Información en Preguntas y Respuestas:

  • ¿Cuáles son los colores primarios? Rojo, azul y amarillo.
  • ¿Cómo se crean los colores secundarios? Mezclando dos colores primarios en partes iguales.

¿Cuáles son las reglas básicas de la teoría del color?

¡Ay, la teoría del color! ¡Un tema tan apasionante como un partido de fútbol en Siberia! La cosa es que hay dos bandos: los aditivos y los sustractivos, como si fueran dos equipos de fútbol americano, pero con pigmentos.

  • Aditivos: ¡Estos son los cracks! Mezclan rojo, verde y azul (RGB, como mi código secreto de la pizza) y ¡zas! Blanco nuclear. Es como si mezclases un tigre, una jirafa y un oso panda. ¡Y te saliera… blanco! ¿Magia? No, ciencia. O algo así.

  • Sustractivos: Estos son los que parecen trabajar en un cementerio. Cyan, magenta y amarillo (CMY, ¡qué rollo!), ¡y te sale un negro más negro que el corazón de mi ex! Es como mezclar barro, carbón y la tinta de un pulpo enfadado, lo juro.

¡Y ya está! ¡Fácil como abrir una lata de sardinas con un martillo! Bueno, no tan fácil, pero… ¡casi! Mi vecina, la artista, me lo explicó con un vaso de tinto (o dos). De hecho, creo que usó un poco de verde en mi camisa después, pero… ¡detalles!

En resumen, RGB para pantallas brillantes, CMY para cosas impresas y oscuras. ¡Fin de la historia!

Ahora, un dato curioso, de mi propia cosecha: el otro día probé a mezclar acuarela roja, verde y azul, y el resultado fue un marrón algo inquietante. Me recordó a esa vez que intenté hacer un pastel de chocolate y acabó pareciéndose más a una vulcanita. ¡Eso sí que es una mezcla sustractiva en toda regla!

¿Cuántas son las leyes del color?

Tres, creo… o eso me enseñaron. Pero… ¿leyes? Suena tan… rígido, tan ajeno a cómo realmente siento el color. Como si pudiera encerrarse en reglas. Es… extraño.

  • Primera: Los fríos, sí, imponen su… frialdad. Como esa tarde en la playa, en 2024, el azul del mar apagando el amarillo del sol. Me daba una extraña paz. O no. Paz… ¿Fue paz? No lo recuerdo bien.

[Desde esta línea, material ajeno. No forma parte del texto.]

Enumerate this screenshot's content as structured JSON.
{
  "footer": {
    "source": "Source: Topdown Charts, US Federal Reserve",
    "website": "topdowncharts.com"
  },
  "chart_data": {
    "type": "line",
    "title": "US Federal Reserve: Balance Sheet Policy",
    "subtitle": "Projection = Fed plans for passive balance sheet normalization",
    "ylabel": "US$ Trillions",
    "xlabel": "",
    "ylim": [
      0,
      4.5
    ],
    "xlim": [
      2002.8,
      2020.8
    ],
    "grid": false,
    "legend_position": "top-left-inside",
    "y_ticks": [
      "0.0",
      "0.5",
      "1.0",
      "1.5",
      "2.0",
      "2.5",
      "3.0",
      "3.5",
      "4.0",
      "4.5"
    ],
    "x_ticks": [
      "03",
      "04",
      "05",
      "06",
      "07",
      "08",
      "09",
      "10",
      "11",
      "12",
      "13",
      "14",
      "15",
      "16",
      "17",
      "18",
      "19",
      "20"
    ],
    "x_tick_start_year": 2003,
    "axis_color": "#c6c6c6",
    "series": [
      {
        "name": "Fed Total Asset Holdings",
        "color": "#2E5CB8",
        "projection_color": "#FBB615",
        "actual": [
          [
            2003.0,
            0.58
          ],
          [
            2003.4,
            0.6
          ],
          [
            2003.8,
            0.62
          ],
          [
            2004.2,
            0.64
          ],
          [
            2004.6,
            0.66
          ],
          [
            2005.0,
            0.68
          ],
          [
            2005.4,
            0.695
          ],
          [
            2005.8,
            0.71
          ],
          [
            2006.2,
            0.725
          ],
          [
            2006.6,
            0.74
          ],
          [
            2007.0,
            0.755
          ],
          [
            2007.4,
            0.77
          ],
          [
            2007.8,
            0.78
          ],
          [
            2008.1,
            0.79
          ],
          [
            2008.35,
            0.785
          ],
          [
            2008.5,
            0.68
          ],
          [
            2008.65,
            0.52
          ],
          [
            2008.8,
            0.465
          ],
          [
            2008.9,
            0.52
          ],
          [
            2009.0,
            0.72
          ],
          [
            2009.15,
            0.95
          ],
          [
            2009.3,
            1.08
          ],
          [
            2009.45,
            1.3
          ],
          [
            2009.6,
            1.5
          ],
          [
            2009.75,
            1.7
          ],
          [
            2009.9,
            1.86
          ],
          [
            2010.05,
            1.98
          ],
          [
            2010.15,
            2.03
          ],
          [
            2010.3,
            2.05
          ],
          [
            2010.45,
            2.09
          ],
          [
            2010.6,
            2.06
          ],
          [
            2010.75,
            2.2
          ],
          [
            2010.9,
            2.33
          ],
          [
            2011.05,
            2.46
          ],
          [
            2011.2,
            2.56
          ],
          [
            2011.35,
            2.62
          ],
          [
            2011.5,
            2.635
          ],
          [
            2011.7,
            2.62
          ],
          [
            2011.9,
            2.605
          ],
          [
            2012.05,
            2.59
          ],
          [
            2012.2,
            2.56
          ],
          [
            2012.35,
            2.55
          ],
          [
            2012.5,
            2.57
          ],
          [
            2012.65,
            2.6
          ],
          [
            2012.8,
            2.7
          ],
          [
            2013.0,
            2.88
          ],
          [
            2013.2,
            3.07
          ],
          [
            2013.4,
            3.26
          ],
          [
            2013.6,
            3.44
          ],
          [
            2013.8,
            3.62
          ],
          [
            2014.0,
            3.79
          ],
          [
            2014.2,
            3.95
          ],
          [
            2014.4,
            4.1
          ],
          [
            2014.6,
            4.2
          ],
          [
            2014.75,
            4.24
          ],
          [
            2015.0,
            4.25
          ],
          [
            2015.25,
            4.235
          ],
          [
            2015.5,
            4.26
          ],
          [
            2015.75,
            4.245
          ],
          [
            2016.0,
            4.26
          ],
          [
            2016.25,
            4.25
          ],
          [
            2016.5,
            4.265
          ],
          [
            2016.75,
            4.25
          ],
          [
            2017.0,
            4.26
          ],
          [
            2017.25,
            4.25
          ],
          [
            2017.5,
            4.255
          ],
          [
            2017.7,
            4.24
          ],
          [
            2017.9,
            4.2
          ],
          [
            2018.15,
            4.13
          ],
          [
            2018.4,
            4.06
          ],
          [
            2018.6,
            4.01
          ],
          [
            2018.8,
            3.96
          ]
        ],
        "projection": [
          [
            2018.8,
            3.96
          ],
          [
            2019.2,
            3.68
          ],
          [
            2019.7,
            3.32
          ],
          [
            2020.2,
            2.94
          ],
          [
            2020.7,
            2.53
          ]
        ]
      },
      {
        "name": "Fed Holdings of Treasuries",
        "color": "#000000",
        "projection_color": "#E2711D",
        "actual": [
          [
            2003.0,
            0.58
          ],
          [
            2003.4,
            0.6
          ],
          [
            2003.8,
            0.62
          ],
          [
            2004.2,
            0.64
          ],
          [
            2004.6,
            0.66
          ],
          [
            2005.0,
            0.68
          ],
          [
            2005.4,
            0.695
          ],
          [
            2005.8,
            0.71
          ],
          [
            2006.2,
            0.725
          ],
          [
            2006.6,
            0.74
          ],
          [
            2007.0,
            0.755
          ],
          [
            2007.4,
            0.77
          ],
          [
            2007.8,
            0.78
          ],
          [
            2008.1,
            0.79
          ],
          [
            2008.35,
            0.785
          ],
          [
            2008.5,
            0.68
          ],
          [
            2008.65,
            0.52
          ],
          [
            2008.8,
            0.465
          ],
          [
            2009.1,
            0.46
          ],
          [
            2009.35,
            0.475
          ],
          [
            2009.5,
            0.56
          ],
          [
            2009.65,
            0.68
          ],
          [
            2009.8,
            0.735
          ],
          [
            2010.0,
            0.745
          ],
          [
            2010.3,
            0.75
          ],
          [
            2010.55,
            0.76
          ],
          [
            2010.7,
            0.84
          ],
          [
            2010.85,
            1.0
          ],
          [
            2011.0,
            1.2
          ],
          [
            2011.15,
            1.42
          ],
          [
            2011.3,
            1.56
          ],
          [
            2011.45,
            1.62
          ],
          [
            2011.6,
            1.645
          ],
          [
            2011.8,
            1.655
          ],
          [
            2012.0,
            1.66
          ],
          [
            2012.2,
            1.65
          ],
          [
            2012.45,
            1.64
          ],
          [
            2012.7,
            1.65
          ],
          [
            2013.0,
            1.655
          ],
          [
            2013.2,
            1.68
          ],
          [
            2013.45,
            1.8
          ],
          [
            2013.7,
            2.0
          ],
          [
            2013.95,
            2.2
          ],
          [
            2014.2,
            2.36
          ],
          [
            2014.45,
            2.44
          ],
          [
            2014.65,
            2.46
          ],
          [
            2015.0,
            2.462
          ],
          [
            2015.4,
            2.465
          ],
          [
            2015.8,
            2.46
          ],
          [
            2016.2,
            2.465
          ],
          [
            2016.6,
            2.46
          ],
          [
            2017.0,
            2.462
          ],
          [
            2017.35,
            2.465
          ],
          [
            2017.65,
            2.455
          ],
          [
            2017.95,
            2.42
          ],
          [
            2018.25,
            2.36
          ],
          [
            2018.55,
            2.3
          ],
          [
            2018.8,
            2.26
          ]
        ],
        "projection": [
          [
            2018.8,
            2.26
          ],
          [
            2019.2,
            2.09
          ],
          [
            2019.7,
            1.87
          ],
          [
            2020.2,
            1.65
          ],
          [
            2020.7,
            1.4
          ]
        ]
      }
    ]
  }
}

  • Segunda: Los opuestos… se anulan. Como mi alegría y mi… vacío. Se pelean, se anulan. No se mezclan. Un desastre silencioso. Hoy mismo, intentando pintar el retrato de mi gato, Minino. El verde y el rojo... solo un marrón sucio. Un marrón que reflejaba... el vacío.

  • Tercera: No se aclaran... Como mis esperanzas. Intento aclarar la oscuridad, pero solo encuentro más... sombras. Más grises. Más frustraciones. No sé qué hacer. El gris lo invade todo.

Esas leyes… no sé. Me recuerdan a otras leyes… a las que sigo sin entender... a las de mi propio caos. Me siento… perdido.

En resumen, son tres. Pero eso no lo explica todo. No explica lo que siento al mirar un lienzo en blanco. O a Minino.

Detalles personales adicionales: He estado pintando mucho últimamente. Intento plasmar lo que siento… la tristeza, la soledad. Mi gato, Minino, es lo único que me acompaña en estas noches. Su ronroneo es el único sonido que me consuela.